Kinetics and mechanism of Ru(III)-edta catalyzed oxidation of cis-cyclootene by molecular oxygen

Abstract

The homogeneous oxidation of cis-cyclooctene with molecular oxygen catalyzed by potassium chloro(ethylenediaminetetraacetato)ruthenium(III), K[Ru(H-EDTA)Cl]·2H₂O, was investigated in the temperature range 310-335 K,μ=0.1 M KC1 in 1:1 water-dioxane mixture. The rate of oxidation of cis-cyclooctene was found to be first order with respect to catalyst and cyclooctene concentrations, and one-half order in molecular oxygen concentration. Based on the kinetic data, a μ-peroxoruthenium(IV)cyclo-octene complex is suggested as an active intermediate for the formation of cyclooctene oxide as a major product.
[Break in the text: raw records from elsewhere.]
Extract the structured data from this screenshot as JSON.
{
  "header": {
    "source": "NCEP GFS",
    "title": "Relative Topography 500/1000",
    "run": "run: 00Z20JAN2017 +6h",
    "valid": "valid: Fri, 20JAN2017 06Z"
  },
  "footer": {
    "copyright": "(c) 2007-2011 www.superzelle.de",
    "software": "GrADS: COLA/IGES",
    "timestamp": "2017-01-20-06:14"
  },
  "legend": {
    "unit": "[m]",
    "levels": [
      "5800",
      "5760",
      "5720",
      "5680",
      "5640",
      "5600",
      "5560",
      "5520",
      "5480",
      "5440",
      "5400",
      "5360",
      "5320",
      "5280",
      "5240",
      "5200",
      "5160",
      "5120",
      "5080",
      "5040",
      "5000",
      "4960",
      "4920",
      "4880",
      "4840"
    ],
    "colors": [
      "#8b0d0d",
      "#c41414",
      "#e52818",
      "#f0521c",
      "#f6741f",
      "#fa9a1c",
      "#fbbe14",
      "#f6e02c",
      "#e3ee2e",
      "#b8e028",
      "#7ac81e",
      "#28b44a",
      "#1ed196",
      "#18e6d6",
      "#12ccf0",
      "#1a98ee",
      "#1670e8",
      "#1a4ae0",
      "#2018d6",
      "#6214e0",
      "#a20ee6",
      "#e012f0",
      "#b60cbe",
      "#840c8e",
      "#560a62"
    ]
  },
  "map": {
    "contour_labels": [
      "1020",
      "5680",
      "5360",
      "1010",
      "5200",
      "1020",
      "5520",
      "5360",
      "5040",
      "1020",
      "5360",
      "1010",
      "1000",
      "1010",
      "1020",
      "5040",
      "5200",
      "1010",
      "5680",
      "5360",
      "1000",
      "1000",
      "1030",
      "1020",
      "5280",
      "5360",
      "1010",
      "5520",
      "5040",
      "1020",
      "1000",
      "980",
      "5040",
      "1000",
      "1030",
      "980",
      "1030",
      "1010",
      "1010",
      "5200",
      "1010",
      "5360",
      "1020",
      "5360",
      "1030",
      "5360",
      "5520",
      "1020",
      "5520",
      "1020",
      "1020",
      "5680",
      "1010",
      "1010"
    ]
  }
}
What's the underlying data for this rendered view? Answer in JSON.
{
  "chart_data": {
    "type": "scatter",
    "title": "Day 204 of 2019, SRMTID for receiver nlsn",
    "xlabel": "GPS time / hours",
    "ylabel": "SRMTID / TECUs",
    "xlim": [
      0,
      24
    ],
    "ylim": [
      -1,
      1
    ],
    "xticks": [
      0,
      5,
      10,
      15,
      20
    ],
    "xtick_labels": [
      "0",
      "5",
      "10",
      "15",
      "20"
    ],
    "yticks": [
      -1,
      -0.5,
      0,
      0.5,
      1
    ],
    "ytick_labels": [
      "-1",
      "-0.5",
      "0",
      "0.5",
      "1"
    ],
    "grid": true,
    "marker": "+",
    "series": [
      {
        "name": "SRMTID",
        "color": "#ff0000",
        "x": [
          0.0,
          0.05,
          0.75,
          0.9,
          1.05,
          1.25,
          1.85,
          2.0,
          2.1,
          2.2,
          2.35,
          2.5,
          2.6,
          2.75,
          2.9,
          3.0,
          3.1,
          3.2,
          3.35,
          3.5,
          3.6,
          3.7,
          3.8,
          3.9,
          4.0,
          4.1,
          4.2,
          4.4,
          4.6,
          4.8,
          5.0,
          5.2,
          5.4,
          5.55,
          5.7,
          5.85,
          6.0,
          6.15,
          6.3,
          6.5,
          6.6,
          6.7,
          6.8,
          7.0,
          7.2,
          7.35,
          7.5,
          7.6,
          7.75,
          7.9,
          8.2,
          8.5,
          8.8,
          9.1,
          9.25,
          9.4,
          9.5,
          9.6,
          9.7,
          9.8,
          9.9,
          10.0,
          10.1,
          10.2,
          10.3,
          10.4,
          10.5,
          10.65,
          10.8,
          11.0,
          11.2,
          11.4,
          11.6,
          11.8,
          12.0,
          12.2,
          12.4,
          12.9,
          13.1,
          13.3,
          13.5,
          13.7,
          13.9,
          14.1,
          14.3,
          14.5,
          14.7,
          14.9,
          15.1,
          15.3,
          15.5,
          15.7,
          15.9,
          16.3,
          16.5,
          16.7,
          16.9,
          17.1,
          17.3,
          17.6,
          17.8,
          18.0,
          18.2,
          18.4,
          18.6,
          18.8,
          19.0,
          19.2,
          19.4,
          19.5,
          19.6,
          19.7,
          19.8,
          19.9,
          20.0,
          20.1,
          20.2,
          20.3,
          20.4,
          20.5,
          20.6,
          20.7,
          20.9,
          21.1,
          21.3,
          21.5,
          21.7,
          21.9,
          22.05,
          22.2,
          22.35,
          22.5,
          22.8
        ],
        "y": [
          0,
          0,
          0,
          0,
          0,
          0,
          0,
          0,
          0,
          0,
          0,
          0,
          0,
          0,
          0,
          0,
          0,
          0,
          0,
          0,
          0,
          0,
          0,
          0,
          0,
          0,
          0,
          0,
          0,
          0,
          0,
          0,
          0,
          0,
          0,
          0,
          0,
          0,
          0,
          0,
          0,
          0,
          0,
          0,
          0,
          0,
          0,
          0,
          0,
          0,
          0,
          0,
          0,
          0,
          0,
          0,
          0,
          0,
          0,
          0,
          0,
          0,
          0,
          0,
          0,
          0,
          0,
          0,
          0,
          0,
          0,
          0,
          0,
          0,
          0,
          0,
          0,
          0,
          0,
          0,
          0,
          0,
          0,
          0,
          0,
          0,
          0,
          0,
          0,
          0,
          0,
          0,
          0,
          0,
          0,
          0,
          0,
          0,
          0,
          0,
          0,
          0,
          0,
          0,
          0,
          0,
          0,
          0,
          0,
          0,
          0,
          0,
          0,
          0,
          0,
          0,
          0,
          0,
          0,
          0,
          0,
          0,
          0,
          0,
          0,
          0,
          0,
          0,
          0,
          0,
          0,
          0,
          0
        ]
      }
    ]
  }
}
A small quantity of 2-cycloocten-1-ol was also obtained in the reaction. The formation of 2-cycloocten-1-ol may be explained on the basis of the formation of a peroxometallocycle involving the catalyst, cyclooctene and dioxygen, which gives rise to an ene insertion product. A free radical route for the formation of 2-cycloocten-1-ol can be ruled out on the basis of the absence of any hydroperoxide intermediate. The activation parameters for the oxidation step corresponding to the rate constant were also calculated. The high enthalpy of activation ΔH^‡ of 26.8 kcal mol⁻¹ supports the O-O bond cleavage in either mechanism. The products were analysed by GLC, IR and NMR spectroscopies and by derivatization of the products.